Cette ligne est soutenue par la quasi-totalité des ténors de la droite, à commencer par François Fillon qui indiquait dès dimanche soir que, pour l'UMP, « aucun désistement et aucune alliance ne (pouvaient) être envisagés » avec le FN au second tour. L’ex-premier ministre avait tenu un tout autre discours en octobre 2013, affirmant que les électeurs pourraient voter, le cas échéant, pour un candidat frontiste aux municipales, à condition qu’il soit « le moins sectaire ».
On se souvient également du cas de Roland Chassain, le maire des Saintes-Maries-de-la-Mer (Bouches-du-Rhône), qui avait été exclu de l’UMP après s’être désisté, en juin 2012, en faveur d’une candidate du Front national pour empêcher l’élection du candidat socialiste. Malgré cet épisode, Chassain avait été investi par l’UMP pour les municipales. Il vient d’être réélu au premier tour avec 56,67 % des voix.
Dans les rangs de l’opposition, rares sont ceux à avoir émis des réserves sur la ligne adoptée par l’UMP, chacun arguant la nécessité d’une position collective, après plus d’un an de divisions. Seul François Baroin a rappelé sur RTL être partisan d'un « barrage étanche » qu'il « prône depuis toujours en tant que chiraquien », sans pour autant dénoncer le « ni-ni » voulu par son parti.
Une ligne que l’UDI, partenaire de l’UMP pour les municipales, n’entend absolument pas suivre. Yves Jégo, qui assure l'intérim à la tête du mouvement centriste en l’absence de Jean-Louis Borloo qui est en convalescence, a indiqué au Nouvelobs.com vouloir « respecter à la virgule près le front républicain ».

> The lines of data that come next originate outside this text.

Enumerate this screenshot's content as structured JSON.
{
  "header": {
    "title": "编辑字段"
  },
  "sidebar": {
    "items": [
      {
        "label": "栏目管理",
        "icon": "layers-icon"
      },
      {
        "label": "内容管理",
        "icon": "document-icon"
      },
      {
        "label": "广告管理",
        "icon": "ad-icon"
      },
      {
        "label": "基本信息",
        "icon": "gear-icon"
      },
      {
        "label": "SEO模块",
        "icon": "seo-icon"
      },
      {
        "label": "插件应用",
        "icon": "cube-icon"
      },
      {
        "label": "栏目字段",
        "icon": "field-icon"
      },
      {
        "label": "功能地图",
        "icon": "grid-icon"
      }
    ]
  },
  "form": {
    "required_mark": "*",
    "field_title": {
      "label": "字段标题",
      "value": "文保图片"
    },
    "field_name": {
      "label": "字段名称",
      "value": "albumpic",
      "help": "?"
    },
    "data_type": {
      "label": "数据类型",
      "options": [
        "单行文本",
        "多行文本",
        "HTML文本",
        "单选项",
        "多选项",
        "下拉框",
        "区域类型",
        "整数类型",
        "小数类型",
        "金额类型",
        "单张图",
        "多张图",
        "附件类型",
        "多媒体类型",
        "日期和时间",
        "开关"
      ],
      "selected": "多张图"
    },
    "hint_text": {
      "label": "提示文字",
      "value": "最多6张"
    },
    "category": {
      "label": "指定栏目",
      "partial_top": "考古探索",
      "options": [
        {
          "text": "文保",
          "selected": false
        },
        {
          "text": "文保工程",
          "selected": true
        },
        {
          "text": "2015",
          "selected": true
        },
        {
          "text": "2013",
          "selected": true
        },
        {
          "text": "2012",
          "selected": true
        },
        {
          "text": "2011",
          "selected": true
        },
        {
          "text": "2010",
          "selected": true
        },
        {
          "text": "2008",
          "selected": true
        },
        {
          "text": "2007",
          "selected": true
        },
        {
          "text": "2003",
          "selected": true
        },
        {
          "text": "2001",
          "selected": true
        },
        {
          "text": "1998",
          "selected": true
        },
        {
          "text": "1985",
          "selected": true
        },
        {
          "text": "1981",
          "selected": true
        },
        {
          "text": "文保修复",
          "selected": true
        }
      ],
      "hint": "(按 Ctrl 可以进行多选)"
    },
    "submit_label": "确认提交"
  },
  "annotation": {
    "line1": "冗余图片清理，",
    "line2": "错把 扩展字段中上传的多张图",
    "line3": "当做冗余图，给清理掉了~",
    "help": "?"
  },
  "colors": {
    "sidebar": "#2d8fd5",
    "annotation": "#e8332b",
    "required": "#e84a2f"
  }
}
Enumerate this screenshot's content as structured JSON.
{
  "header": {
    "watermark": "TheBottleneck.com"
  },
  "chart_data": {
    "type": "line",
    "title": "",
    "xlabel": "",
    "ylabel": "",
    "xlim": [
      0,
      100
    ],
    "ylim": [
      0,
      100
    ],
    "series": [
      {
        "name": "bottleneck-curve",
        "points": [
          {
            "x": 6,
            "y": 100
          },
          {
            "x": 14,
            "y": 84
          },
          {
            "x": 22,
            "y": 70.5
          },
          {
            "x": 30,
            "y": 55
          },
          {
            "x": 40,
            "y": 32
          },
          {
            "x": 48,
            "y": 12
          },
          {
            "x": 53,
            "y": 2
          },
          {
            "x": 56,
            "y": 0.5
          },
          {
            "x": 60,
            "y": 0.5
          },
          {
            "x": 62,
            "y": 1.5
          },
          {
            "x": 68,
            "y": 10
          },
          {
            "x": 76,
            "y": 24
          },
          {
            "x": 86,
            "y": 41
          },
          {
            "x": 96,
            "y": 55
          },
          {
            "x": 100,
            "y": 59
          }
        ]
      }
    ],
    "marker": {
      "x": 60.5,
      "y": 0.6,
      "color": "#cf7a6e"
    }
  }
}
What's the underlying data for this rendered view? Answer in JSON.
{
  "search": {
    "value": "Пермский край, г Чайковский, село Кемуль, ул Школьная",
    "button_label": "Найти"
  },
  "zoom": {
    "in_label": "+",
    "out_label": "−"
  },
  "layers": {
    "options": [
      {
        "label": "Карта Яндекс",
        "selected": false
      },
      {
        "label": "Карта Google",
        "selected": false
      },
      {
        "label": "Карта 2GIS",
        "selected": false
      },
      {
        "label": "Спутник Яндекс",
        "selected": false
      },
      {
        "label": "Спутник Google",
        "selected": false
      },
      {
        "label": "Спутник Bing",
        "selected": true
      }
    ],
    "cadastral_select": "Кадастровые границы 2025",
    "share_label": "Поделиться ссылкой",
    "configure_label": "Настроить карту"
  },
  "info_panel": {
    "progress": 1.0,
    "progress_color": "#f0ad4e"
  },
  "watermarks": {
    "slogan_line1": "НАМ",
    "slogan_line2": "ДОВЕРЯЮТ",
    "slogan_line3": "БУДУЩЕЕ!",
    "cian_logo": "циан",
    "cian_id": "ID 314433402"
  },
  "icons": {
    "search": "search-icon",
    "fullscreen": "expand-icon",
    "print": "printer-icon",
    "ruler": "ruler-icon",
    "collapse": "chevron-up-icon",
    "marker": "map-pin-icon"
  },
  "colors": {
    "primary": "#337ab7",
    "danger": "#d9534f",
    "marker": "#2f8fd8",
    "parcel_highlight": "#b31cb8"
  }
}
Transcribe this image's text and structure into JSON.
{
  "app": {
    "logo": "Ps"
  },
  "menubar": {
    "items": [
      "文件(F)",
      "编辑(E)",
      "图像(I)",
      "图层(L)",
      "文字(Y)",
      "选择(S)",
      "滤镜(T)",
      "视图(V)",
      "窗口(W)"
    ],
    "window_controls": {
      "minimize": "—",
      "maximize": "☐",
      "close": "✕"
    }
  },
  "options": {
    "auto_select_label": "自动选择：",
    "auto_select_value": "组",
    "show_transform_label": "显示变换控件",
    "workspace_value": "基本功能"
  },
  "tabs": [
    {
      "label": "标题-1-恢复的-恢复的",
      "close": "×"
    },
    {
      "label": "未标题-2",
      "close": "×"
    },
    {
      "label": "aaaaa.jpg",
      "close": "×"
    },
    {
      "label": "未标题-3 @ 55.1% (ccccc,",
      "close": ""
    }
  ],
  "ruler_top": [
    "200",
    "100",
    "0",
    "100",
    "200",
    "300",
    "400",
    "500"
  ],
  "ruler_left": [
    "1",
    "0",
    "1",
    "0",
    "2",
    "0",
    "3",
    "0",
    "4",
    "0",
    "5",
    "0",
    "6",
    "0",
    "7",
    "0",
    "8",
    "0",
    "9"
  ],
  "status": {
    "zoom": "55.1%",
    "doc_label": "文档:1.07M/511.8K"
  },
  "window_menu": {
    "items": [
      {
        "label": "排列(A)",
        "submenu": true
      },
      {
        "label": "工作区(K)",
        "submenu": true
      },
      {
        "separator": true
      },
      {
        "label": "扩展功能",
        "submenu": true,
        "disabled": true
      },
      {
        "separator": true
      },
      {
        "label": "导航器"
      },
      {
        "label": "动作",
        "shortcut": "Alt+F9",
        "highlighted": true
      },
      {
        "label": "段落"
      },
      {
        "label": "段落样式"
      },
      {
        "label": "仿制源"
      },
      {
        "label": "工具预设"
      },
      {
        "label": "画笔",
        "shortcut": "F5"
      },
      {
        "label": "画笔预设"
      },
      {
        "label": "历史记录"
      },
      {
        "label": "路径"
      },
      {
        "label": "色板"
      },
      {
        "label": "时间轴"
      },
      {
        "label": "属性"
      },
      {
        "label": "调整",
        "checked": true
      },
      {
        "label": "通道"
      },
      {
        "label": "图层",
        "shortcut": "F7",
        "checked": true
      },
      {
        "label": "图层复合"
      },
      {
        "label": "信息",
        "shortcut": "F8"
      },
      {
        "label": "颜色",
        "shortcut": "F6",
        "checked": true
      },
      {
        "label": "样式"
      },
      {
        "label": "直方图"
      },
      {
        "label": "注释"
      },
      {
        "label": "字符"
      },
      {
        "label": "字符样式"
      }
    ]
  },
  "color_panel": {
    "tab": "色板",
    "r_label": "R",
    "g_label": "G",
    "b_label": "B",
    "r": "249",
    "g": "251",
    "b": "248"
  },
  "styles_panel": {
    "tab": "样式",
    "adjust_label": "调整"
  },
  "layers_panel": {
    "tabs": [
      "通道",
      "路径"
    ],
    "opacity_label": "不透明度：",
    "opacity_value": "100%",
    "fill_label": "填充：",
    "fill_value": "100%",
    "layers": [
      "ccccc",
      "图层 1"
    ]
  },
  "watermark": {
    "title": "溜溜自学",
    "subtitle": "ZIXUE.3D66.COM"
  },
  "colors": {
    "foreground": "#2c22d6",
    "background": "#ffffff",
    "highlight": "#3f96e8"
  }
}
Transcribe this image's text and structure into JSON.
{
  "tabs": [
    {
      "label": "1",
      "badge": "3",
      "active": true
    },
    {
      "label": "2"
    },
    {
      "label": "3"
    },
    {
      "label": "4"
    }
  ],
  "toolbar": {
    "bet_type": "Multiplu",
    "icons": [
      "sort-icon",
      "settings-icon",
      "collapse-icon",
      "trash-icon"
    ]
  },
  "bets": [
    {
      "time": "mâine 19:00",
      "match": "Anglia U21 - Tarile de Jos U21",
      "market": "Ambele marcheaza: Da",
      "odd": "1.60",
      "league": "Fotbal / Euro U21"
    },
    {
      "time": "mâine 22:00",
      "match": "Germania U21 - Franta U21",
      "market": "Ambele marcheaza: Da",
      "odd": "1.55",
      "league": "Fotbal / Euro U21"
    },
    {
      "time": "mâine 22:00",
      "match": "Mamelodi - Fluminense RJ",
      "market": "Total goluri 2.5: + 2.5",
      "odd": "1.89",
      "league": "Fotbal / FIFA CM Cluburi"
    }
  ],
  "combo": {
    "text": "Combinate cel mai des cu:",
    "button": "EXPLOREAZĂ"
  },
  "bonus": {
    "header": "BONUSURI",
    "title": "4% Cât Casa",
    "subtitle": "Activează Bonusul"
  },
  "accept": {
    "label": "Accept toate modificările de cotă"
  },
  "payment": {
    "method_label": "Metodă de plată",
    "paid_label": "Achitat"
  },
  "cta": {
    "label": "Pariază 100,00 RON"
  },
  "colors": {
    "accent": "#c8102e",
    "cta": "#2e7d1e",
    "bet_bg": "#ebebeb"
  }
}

Le problème se pose essentiellement à Forbach où l’UMP Alexandre Cassaro (12,26 %) entend se maintenir dans une quadrangulaire qui oppose également le FN Florian Philippot (35,75 %), le divers-droite Éric Diligent (18,99 %), ainsi que le socialiste et maire sortant Laurent Kalinowski (33 %). « Si la liste UMP ne se retire pas, notre candidate le fera », a indiqué Yves Jégo. Partout ailleurs, l’UDI demande au PS et à l'UMP de retirer leurs listes dans neuf villes où le Front national risque de gagner.
Par ailleurs, le candidat FN de Villeneuve-Saint-Georges (Val-de-Marne), Dominique Joly (26,05 %), s'allie au second tour à Philippe Gaudin (31,8 %), candidat sans étiquette soutenu au premier tour par l’UMP, l’UDI, le Modem et Debout la République. Cette alliance se fera sans les logos: UMP, UDI et MoDem ont indiqué qu’ils retiraient leur soutien à Gaudin.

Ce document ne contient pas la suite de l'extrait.